Der erste Schnee ist gefallen. Die alpinen Tourismusregionen nutzen jetzt noch die kommenden Wochen zum kurzen Durchschnaufen, bevor es mit dem Wintertourismus wieder so richtig losgeht. Für den klassischen Wintertouristen haben schöne verschneite Winterlandschaften und der Sport oberste Priorität. Eine tolle Verpflegung ist aber genauso wichtig. Bei steigendem Fachkräftemangel in der Gastronomie ein heikler Punkt.
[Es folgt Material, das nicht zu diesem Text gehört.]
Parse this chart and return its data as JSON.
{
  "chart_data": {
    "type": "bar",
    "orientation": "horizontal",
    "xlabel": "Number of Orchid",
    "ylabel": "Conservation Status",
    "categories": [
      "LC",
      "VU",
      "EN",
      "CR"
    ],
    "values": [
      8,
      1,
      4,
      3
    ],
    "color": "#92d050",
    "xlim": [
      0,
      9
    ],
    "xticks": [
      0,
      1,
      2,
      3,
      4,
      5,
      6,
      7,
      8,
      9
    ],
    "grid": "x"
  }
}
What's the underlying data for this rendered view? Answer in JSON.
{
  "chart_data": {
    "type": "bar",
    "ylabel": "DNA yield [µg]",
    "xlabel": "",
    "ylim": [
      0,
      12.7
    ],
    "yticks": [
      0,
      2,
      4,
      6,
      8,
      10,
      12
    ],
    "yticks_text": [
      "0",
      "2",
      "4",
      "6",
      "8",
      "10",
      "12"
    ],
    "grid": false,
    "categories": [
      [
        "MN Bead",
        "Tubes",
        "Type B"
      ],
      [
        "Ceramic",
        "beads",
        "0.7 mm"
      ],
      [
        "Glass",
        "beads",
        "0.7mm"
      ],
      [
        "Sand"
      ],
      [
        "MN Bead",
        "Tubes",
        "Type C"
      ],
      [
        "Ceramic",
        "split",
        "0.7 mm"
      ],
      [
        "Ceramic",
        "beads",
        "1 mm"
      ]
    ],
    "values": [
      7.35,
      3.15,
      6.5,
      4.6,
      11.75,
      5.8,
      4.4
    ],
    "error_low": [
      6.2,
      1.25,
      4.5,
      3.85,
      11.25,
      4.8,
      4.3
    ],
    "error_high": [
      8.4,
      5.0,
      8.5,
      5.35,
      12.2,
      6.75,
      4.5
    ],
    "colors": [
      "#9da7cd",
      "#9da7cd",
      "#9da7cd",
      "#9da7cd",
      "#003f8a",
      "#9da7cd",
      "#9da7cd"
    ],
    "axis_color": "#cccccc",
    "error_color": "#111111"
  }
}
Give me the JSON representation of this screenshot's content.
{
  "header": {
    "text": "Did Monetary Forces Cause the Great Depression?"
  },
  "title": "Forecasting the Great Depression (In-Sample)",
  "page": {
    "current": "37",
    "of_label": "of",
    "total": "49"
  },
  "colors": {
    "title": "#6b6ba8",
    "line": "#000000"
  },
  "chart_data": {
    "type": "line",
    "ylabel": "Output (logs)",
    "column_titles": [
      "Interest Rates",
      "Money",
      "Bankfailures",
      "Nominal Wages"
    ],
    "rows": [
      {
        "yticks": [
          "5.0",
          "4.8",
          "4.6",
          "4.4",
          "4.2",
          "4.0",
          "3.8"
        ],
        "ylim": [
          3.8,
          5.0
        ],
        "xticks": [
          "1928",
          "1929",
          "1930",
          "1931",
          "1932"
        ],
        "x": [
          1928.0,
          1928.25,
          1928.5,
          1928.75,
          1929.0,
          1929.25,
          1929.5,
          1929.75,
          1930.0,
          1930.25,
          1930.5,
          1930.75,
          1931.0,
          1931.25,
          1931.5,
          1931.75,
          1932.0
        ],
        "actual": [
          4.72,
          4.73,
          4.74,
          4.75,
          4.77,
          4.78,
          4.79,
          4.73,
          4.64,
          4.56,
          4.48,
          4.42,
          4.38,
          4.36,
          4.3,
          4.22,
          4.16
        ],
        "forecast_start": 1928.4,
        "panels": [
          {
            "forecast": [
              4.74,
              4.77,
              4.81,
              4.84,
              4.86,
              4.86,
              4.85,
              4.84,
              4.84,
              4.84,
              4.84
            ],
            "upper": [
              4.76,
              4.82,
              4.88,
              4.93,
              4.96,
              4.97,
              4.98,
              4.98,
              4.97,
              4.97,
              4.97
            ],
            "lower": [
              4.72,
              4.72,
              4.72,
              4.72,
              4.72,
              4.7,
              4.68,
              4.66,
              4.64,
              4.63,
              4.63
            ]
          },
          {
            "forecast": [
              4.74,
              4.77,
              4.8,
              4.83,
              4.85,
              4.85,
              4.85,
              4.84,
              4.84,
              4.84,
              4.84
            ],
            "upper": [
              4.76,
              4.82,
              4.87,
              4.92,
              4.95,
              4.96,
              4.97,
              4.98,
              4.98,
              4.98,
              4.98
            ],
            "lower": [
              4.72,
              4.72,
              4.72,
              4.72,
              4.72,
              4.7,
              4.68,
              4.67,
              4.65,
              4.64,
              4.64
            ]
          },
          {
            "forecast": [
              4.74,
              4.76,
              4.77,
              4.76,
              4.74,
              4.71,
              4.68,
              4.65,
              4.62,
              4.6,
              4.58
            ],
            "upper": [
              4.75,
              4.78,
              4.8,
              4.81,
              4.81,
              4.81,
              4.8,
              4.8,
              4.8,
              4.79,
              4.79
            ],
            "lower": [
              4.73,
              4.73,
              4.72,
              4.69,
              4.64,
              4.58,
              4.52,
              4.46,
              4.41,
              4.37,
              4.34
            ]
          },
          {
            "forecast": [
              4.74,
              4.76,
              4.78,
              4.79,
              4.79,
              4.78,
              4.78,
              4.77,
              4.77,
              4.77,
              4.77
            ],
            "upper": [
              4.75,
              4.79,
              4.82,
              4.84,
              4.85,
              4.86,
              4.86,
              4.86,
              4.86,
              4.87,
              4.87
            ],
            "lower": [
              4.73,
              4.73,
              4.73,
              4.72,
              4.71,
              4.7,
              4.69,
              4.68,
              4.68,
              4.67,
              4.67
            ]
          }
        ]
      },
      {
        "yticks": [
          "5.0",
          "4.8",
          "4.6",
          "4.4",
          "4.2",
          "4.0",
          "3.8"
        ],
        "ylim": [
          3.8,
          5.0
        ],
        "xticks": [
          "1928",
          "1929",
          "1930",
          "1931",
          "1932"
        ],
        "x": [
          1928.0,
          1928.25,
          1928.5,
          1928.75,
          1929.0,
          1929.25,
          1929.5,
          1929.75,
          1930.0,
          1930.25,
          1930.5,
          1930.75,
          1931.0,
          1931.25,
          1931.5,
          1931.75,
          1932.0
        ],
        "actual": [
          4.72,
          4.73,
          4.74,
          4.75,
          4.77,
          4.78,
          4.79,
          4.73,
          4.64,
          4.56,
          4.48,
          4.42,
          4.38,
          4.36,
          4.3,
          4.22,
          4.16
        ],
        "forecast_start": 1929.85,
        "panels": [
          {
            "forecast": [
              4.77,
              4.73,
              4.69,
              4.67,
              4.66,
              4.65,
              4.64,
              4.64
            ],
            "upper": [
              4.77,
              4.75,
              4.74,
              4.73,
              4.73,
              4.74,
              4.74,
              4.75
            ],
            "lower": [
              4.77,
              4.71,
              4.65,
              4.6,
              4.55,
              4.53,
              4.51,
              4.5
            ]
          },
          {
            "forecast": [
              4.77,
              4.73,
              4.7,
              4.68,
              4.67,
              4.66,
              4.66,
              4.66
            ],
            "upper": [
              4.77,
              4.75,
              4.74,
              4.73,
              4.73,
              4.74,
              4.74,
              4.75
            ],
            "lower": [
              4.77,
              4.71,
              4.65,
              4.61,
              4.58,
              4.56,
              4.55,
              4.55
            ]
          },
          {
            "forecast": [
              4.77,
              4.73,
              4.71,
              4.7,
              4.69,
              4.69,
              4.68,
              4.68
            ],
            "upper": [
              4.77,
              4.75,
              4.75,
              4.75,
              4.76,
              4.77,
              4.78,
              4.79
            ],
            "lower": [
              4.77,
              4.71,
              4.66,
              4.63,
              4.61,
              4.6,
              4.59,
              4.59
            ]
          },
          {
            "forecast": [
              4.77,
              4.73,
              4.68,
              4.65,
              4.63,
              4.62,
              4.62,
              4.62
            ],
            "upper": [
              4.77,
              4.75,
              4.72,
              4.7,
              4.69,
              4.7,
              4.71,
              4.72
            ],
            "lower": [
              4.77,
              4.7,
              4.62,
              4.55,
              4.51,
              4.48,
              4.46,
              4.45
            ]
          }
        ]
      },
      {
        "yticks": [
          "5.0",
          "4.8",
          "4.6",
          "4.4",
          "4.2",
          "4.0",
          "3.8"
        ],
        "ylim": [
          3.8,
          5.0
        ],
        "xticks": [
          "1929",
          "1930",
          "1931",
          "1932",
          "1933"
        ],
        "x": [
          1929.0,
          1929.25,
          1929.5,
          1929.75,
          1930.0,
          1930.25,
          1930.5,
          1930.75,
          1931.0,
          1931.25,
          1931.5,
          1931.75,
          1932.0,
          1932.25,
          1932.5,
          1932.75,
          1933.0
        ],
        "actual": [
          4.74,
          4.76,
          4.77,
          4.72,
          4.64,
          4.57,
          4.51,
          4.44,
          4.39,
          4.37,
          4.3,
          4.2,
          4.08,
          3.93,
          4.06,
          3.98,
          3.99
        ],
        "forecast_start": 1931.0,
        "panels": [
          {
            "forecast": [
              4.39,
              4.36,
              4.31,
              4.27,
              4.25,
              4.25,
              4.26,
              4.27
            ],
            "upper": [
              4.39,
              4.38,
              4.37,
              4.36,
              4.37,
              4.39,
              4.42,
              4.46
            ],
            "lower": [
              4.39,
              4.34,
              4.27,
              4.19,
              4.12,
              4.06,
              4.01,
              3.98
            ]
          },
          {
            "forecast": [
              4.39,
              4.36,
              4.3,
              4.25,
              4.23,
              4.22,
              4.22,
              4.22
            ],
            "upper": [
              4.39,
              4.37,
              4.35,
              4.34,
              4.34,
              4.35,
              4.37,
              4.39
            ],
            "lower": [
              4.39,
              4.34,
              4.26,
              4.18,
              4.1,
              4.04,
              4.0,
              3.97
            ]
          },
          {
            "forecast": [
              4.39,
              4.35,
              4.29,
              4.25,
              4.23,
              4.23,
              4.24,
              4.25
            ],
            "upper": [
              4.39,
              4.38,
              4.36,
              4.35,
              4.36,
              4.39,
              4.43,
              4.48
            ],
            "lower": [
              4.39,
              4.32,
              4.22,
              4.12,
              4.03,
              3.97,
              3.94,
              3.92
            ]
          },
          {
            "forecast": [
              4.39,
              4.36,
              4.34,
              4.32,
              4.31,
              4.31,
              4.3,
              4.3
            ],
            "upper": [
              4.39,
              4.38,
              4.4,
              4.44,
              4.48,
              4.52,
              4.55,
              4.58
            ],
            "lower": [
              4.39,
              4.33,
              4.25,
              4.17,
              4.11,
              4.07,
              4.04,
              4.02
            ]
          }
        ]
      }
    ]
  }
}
Video - So einfach gelingt „Miasl“
Da fragen sich aktuell immer mehr: Wie geht es weiter? Worauf müssen wir uns einstellen und vor allem, wie? Gastronomen lechzen in Zeiten wie diesen geradezu nach Antworten auf derartige Fragen. Einige, die mehr denn je mit dem Thema Fachkräftemangel zu kämpfen haben, suchen besonders dringende Antworten. Meist heißt das „Convenience“. Also vorgefertigte Lebensmittel von der Industrie. Kurz: Kaiserschmarrn aus dem Packerl. Dafür will und sollte die aufstrebende Kulinariknation Österreich nicht stehen. Wenn aber gegen Mittag tausende Wintersportler gleichzeitig etwas Dampfendes auf ihrem Teller sehen wollen, geht es oft nicht anders. Außer man überlegt sich simple, aber umso aromatischere Alternativen.
Gleich nachkochen!
Wie etwa die Sattelberghütte in der Ramsau am Dachstein. Kurze Lieferwege und viele Produkte aus allernächster Nähe begeistern hier auch junge Gäste. Bernerwürstel und Pommes findet man hier allerdings nicht auf der Speisekarte. Und nicht einmal eine Fritteuse in der Küche. Dafür Gerichte, die sich auch auf kleinstem Raum für viele hungrige Gäste umsetzen lassen. Wie etwa Eintopf, Pfannengerichte, Kaspressknödel, Eiernockerl und vor allem: „Miasl“. Noch nie gehört?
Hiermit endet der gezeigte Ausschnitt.